The brightly colored houses of Murnau complemented Münter's obsession with chromatics and the distillation of forms. As seen in Gasse im Murnau, the continuous planes, windows and shutters of the market town gave the artist many options for contrasts within a restricted space, allowing her to impose a structure that made the perspective of her composition secondary to the relationships between broad areas of bright color. Indeed, the row of houses in the present work reads as one straight line receding into the distance. The windows are each marked by a quick brushstroke of black or dark blue, and the façades of the houses are filled with solid color. Particularly in the green house, the side and front walls are barely distinguishable from one another. The sky is delineated through short horizontal strokes of blue, interrupted with bands of white to represent the clouds. The house in the foreground is also particularly simplified, composed of large, solid geometric shapes of color. The grass on the street is depicted with one swath of green against the grey road, and then another solid patch of color next to the house in the foreground. Here, Münter's use of flat blocks of color condenses the essential components of the scene expressively rendered with swift, vigorous brushwork.

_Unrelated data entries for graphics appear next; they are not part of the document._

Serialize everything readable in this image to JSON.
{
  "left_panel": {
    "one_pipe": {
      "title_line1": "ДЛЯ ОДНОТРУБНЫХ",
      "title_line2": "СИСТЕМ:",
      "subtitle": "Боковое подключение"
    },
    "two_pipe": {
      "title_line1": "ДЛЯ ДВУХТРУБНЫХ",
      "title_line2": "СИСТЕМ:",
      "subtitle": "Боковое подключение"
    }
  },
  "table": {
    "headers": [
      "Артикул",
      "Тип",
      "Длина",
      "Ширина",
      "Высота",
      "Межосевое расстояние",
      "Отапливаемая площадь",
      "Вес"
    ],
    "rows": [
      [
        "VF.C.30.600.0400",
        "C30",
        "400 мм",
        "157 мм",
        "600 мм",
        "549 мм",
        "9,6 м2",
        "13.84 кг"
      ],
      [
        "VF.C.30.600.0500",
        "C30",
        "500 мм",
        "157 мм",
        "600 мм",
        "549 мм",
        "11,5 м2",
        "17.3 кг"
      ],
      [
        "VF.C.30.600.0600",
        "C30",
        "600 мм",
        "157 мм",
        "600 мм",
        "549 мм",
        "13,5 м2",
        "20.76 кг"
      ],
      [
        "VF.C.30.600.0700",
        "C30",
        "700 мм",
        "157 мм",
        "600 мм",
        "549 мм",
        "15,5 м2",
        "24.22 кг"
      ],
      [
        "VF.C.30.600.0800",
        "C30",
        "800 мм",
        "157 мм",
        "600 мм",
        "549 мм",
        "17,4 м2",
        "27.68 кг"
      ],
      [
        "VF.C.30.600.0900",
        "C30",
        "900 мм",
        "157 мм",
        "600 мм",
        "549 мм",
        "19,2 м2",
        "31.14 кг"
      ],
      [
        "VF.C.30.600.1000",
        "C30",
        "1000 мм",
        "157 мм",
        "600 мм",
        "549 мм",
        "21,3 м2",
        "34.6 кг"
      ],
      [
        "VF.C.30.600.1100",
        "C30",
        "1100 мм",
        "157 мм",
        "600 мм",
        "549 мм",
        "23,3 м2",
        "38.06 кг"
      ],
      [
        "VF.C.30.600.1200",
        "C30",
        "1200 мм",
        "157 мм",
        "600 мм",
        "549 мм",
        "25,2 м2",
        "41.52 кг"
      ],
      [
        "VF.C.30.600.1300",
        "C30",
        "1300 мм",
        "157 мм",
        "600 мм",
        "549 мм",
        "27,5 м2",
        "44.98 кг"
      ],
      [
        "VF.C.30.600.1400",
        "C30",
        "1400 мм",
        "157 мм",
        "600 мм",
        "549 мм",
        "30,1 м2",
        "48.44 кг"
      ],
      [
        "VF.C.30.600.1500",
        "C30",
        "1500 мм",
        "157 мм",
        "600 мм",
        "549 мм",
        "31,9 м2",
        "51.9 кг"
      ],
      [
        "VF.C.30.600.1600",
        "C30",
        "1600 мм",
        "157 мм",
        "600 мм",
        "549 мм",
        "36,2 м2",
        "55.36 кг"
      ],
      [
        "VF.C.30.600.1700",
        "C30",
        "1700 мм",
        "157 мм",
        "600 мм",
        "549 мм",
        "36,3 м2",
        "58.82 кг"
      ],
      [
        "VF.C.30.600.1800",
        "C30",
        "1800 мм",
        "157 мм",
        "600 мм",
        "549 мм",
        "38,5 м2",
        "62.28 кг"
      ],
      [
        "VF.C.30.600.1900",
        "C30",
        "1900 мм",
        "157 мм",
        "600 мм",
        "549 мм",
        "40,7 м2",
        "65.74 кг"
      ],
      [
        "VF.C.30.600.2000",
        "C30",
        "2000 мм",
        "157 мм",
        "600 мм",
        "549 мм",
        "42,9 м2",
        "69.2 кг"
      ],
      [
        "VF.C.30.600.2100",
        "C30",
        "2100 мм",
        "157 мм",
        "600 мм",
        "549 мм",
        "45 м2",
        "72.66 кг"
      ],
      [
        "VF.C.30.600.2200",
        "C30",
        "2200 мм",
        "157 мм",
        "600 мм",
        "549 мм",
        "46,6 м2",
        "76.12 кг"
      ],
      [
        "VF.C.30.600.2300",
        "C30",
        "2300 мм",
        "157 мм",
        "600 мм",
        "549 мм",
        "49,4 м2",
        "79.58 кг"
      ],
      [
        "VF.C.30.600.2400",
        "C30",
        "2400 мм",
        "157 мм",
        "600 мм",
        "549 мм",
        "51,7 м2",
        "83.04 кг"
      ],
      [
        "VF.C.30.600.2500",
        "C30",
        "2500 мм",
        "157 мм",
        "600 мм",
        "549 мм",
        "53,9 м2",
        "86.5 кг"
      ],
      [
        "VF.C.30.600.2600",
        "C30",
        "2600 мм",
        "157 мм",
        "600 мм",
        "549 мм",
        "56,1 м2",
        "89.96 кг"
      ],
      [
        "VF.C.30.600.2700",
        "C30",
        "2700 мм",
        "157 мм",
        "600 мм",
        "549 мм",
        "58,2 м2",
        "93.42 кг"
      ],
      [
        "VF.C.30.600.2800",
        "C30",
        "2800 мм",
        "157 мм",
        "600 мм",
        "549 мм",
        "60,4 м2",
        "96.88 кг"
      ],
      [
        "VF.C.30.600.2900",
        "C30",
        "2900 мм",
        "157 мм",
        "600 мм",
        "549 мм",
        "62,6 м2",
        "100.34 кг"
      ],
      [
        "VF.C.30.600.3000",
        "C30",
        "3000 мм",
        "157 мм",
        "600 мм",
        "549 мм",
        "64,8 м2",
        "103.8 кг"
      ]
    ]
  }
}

In comparison to Kandinsky's depiction of a similar scene painted the same year (fig. 2), Münter's use of color is more realistic and her brushstrokes are longer, though the treatment of the sky is similar in both works. Where Münter paints the roofs monochromatically, Kandinsky uses short, thick squares of different colors to show the play of light on the surface. His image is more abstracted, particularly in the lower left quadrant, where a kaleidoscope of colors forms an unidentified pile. Münter did not share Kandinsky's drive towards a transcendental form of non-objective art, the beginnings of which can already be perceived in this early work.
The years in Murnau were critical for Münter, as it was there that she developed a style of painting from which she would deviate only slightly throughout the rest of her life. With the onset of the First World War, the landscape of the Munich art world was irrevocably changed. Kandinsky and Jawlensky, as Russians, were forced to leave Germany. Münter stayed with Kandinsky in Switzerland for a time before he left for Russia, but after a brief reunion in Stockholm in 1916, the couple permanently parted. During the thirties and forties, her work was vehemently criticized by the Nationalist Socialist Party, limiting her artistic activities until after the Second World War. Today, Münter is widely appreciated for her contribution as a major participant in a revolutionary movement which reinvented color, form and meaning in painting.
(fig. 1) Photograph of Alexej von Jawlensky, Marianne von Werefkin, Jawlensky's son Andreas, and Gabriele Münter (from left to right) in Murnau, 1908.
(fig. 2) Wassily Kandinsky, Gasse im Murnau, 1908. Private collection.